Treatment providers have been hesitant to speak publicly about the licensing issue for fear it would damage their standing with state regulators. But one provider group made its concerns clear in a letter to DOH Commissioner Judith Persichilli, which was obtained by NJ Spotlight.

“The patients who are denied timely access to MAT are at a very high risk for overdose and death.  The addiction treatment community has worked too hard to stem the tide of opioid fatalities to see lives lost to a bureaucratic licensing snafu,” a leader of the group wrote, urging state officials to work across departments to ensure treatment access. “The lives of New Jersey residents afflicted with the disease of addiction literally stand in the balance of this decision.”

A grim toll rolls on

While drug-related deaths declined by 3% last year, state figures show 3,021 New Jerseyans still lost their lives in 2019 using illegal — or illegally acquired — substances; another 280 died in January alone. With at least one death every day, Essex County had the highest mortality rate of any county last year. More than 70,000 people attend treatment programs here each year and thousands more are unable to access help, or not ready to seek treatment.

Gov. Phil Murphy has led his administration in an aggressive response to this crisis, with a particular emphasis on expanding access to MAT, which has proven to be particularly effective in helping those with addictions avoid substance abuse over time.

The treatment generally involves one of three different substances designed to curb cravings and addictive behaviors – methadone, Subutex/Suboxone and Vivitrol, a long-acting injectable used in alcohol and drug treatment – some of which include opiates with their own addictive properties.

The state Department of Human Services, which oversees many aspects of treatment programs, has launched efforts to train hundreds of providers in MAT protocols, created two university-based ‘centers of excellence’ to support and inform their work and reduced insurance barriers to the medications involved.

With that history, providers said they were surprised to be questioned by DOH inspectors on the training and accreditation of certain program staff, the existence of written policy and procedures for administering the medications and protocols for their storage.  Some programs were allegedly told they could not admit new patients until the issues were resolved or that they needed to obtain a new type of license.

Providers confused by state actions

While some of these requirements were news to the outpatient providers, they said DOH insisted the regulations had been in existence for some time. It was not clear what triggered the recent enforcement actions, program leaders said, or why the department had not communicated their intentions in advance.

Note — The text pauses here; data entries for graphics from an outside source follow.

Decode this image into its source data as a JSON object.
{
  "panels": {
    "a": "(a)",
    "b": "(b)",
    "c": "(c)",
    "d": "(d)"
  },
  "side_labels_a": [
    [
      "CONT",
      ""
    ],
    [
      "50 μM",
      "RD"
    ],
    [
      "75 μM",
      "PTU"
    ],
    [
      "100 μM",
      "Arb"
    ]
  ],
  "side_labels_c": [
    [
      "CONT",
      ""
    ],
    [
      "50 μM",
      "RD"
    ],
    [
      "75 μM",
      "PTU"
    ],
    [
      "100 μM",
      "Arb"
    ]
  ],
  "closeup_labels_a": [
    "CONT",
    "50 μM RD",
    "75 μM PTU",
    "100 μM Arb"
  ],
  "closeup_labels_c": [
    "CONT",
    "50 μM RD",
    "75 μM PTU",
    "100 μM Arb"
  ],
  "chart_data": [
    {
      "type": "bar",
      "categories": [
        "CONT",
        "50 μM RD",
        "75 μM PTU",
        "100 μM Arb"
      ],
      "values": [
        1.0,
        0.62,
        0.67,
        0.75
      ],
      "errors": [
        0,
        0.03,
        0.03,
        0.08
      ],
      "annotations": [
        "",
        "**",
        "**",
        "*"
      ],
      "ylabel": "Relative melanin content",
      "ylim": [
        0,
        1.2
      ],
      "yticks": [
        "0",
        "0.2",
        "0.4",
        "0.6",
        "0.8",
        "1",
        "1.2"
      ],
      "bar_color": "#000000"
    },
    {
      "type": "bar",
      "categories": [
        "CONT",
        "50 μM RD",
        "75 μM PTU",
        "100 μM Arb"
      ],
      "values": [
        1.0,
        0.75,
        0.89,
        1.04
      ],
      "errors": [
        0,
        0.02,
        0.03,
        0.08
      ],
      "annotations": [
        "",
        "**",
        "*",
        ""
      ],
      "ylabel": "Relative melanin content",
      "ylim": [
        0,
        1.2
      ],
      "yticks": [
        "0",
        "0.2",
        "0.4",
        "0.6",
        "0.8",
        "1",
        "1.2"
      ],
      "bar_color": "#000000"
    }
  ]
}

These programs were regulated largely by the state Department of Human Services until late 2017, when former Gov. Chris Christie shifted oversight to DOH; Murphy has since returned some of the oversight to DHS, but licensing remains DOH’s purview. Some observers believe this history may have contributed to confusion and miscommunication.

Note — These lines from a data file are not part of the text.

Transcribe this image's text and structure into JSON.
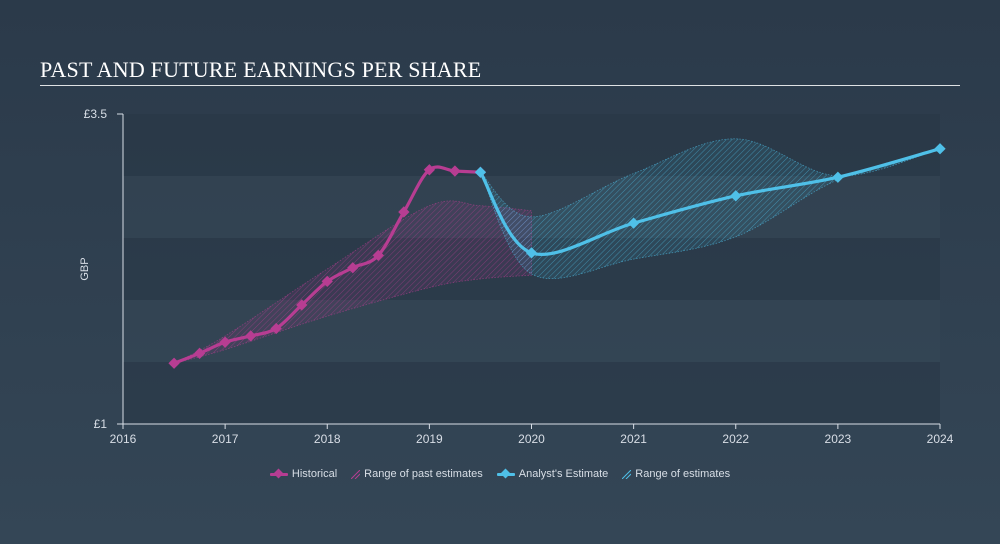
{
  "title": "PAST AND FUTURE EARNINGS PER SHARE",
  "chart_data": {
    "type": "line",
    "ylabel": "GBP",
    "ylim": [
      1,
      3.5
    ],
    "y_tick_labels": [
      "£3.5",
      "£1"
    ],
    "xlim": [
      2016,
      2024
    ],
    "x_tick_labels": [
      "2016",
      "2017",
      "2018",
      "2019",
      "2020",
      "2021",
      "2022",
      "2023",
      "2024"
    ],
    "grid": "horizontal bands",
    "legend_position": "bottom-center",
    "series": [
      {
        "name": "Historical",
        "color": "#b73d92",
        "x": [
          2016.5,
          2016.75,
          2017.0,
          2017.25,
          2017.5,
          2017.75,
          2018.0,
          2018.25,
          2018.5,
          2018.75,
          2019.0,
          2019.25,
          2019.5
        ],
        "y": [
          1.49,
          1.57,
          1.66,
          1.71,
          1.77,
          1.96,
          2.15,
          2.26,
          2.36,
          2.71,
          3.05,
          3.04,
          3.03
        ]
      },
      {
        "name": "Analyst's Estimate",
        "color": "#4fc0e8",
        "x": [
          2019.5,
          2020.0,
          2021.0,
          2022.0,
          2023.0,
          2024.0
        ],
        "y": [
          3.03,
          2.38,
          2.62,
          2.84,
          2.99,
          3.22
        ]
      }
    ],
    "ranges": [
      {
        "name": "Range of past estimates",
        "color": "#b73d92",
        "x": [
          2016.5,
          2017.0,
          2018.0,
          2019.0,
          2019.5,
          2020.0
        ],
        "low": [
          1.49,
          1.6,
          1.87,
          2.1,
          2.17,
          2.2
        ],
        "high": [
          1.49,
          1.71,
          2.25,
          2.76,
          2.76,
          2.72
        ]
      },
      {
        "name": "Range of estimates",
        "color": "#4fc0e8",
        "x": [
          2019.5,
          2020.0,
          2021.0,
          2022.0,
          2023.0,
          2024.0
        ],
        "low": [
          3.03,
          2.21,
          2.33,
          2.51,
          2.97,
          3.22
        ],
        "high": [
          3.03,
          2.67,
          3.02,
          3.3,
          3.0,
          3.22
        ]
      }
    ]
  },
  "legend": [
    {
      "label": "Historical",
      "kind": "line",
      "color": "#b73d92"
    },
    {
      "label": "Range of past estimates",
      "kind": "hatch",
      "color": "#b73d92"
    },
    {
      "label": "Analyst's Estimate",
      "kind": "line",
      "color": "#4fc0e8"
    },
    {
      "label": "Range of estimates",
      "kind": "hatch",
      "color": "#4fc0e8"
    }
  ]
}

Treatment providers insist they support the department’s interest in assuring MAT programs are well run, safe and effective, but they questioned regulations they believe make it impossible for them to remain open. And they wonder if they are being held to different standards than traditional medical facilities, like primary care practices, that also provide MAT.

Among the most worrisome elements to providers is a requirement that facilities have both a medical director and a back-up director certified by the American Society of Addiction Medicine. Given the limited number of doctors with these credentials and the protracted credentialing process, many programs are unable to find and afford leaders with these qualifications, advocates said.

“This seems overly burdensome when the family practitioner next door can prescribe all the same MAT medications without the additional regulations or ASAM certification,” one treatment leader wrote to DOH.

He also reiterated his support for the Murphy administration’s work to address addiction.

“Many (licensed treatment providers) have risen to the challenge and successfully implemented MAT treatment programs to save the lives of our fellow citizens.  These programs stand ready to guide ever more patients to recovery with MAT,” he noted.